Where Does the Waste Go?

Welcome to lesson two in my recycling course, today, we’re going to take a look at where the waste goes. So you might wonder what happens to the stuff once it leaves your recycling bin. What happens to all that waste? This photo I took when I toured my local material Recovery Facility, it’s called a murf, where they sort stuff and all the stuff in this picture is supposed to be glass that’s dropping down and you can see it’s a mixture of a whole bunch of different things. contamination is a big problem. We will get into that later. But first, let’s look at the path that your stuff takes. It starts with curbside collection. The trucks come by your curb, pick up your bins and take them off if you live in an apartment building in It’s more of a central dumpster for your building. Then they go to a transfer station to determine what happens next is the stuff recyclable. Now we’ll get into what makes something recyclable in less than three. But if it’s recyclable, it goes to the murf. And at the murf, it gets sorted. And the stuff that can be processed into new materials goes to a manufacturer. They make recycled materials that eventually become new goods that are made from recycled content. But not everything is recyclable. If it’s not recyclable, you can take a look is it organic?
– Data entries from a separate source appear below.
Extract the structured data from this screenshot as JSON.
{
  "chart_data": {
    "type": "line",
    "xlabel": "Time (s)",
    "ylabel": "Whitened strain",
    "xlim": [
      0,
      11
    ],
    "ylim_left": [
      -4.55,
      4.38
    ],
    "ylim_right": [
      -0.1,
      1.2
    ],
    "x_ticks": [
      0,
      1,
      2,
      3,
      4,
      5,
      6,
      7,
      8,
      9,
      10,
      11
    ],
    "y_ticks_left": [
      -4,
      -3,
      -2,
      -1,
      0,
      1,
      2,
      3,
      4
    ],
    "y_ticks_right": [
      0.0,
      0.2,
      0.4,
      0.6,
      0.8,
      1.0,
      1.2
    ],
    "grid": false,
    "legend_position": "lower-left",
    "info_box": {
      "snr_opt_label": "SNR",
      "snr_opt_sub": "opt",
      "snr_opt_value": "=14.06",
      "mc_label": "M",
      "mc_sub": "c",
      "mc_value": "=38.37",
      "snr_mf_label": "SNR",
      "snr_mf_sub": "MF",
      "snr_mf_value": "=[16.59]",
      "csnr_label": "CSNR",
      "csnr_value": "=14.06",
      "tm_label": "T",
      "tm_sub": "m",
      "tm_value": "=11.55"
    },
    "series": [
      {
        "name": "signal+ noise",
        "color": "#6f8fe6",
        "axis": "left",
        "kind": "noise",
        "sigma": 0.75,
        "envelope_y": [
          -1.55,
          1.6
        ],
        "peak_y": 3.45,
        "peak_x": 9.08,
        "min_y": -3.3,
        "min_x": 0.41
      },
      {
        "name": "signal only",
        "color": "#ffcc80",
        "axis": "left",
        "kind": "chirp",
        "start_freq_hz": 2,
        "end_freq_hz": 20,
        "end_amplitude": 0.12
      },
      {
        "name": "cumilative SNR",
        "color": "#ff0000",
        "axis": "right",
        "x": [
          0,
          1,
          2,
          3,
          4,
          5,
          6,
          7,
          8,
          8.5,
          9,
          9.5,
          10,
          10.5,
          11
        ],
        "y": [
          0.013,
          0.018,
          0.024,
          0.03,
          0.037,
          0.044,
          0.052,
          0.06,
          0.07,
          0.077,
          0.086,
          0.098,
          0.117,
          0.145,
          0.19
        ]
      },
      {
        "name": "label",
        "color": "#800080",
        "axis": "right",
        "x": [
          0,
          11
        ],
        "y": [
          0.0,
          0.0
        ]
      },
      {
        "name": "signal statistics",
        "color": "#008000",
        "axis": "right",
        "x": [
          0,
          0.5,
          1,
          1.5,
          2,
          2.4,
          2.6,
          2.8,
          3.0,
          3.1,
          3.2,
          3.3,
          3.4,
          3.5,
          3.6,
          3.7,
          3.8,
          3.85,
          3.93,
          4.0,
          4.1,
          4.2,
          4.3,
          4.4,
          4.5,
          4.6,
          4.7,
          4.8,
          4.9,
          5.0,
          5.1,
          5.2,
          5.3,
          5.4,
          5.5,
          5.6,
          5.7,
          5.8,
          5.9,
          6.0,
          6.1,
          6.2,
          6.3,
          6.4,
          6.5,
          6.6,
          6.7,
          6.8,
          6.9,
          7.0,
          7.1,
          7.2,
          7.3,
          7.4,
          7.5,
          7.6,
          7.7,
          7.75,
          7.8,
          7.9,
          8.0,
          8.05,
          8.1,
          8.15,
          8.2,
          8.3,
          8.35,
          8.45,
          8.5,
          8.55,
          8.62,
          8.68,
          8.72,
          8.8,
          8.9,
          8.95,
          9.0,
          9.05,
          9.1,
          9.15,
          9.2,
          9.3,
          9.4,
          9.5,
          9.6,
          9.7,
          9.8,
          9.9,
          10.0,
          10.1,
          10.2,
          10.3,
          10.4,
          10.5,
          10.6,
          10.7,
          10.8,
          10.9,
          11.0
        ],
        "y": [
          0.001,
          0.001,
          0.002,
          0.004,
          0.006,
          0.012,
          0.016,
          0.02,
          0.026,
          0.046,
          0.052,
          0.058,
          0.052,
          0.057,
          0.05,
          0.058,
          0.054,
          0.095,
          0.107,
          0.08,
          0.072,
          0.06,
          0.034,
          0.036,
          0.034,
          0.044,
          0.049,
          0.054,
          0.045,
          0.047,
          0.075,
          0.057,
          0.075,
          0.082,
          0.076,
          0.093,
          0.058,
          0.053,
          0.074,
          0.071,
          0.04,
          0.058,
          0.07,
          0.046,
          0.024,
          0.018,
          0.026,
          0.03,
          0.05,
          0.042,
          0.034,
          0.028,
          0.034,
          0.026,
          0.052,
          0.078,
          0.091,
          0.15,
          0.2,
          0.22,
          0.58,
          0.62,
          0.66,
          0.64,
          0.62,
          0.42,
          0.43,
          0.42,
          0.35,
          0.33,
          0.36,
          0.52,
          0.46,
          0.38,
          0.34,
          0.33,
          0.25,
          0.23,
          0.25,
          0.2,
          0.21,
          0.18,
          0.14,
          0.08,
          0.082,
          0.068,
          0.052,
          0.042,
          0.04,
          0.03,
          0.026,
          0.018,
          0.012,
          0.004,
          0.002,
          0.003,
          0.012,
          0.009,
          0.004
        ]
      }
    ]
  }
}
And by organic, I mean is it made of a plant based or animal based material? Right food waste, leaves, branches, all that kind of stuff is organic. This is as opposed to inorganic materials, like metals and plastics. So if it’s organic, hey, yes, it can go into making compost. And the compost can eventually end up at a farm, and it can go into the soil and help grow new healthy fruits and vegetables and other crops. But if it’s not recyclable, and it’s not organic, it goes to the landfill. And usually in the landfill, it just sits there forever for decades and decades. It’s amazing. They’ve found in old landfills excavating newspapers from 25 years ago, they’re still legible. So it’s kind of scary, but there is some hope. So in some cases, you can take the methane that comes out of landfills and convert it to energy, which can then bring power back to cities. So all is not necessarily lost. Now at the murf There’s a lot of contaminants and other stuff that’s not recyclable, and it’s excess waste that goes also to the landfill. So these are the general pads that your stuff can take.